Another notable USB PD controller is the STUSB4500 (Figure 2) by STMicroelectronics. The controller addresses any Type-C of sink devices such as printers, camcorders, drones, accessories, and battery powered devices. It can negotiate a PD contract with a source without MCU support (auto-run modeThe STUSB4500 implements a hardcoded algorithm that allows the device to negotiate a PD transaction with a source, according to the power data objects (PDO) profile programmed in the non-volatile memory (NVM). Additionally, the controller allows a system to be powered from an external source directly when in dead battery mode.
USB PD is also furthering the use of battery-based devices that need switchable power sources, safe connectors, and faster charging. Renesas Electronic Corporation recently introduced, the ISL9241 (Figure 3). It is a USB-C™ buck-boost battery charger that supports both narrow voltage direct charging (NVDC) and hybrid power buck-boost (HPBB). The ISL9241’s initial startup state is NVDC, but it can switch to HPBB mode through the system’s controller’s firmware.

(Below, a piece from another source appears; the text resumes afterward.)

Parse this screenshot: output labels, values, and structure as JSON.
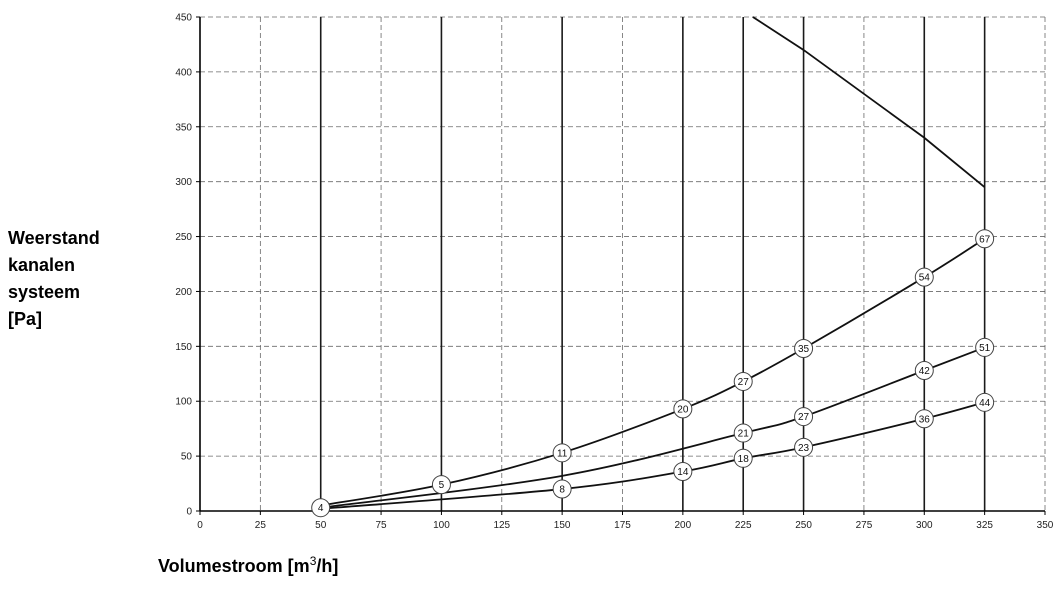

This battery charger has been designed to support USB-C power applications across the full voltage range (5 V to 20 V) such as notebooks, ultrabooks, tablets, and power banks. It also provides 5 V to 20 V reverse buck, boost, or buck-boost operation to the adapter port allowing configurations to support USB-C PD output for fast charging programmable power supply (PPS) ports. But for a complete USB-C PD3.0 and efficient battery charger solution, the ISL9241 can be combined with other USB PD controllers and voltage regulators.
Because USB-C and USB PD have so much potential, we will soon see more applications adopting these technologies as semiconductor designers develop higher power applications through the development of new products, reference designs, and evaluation kits.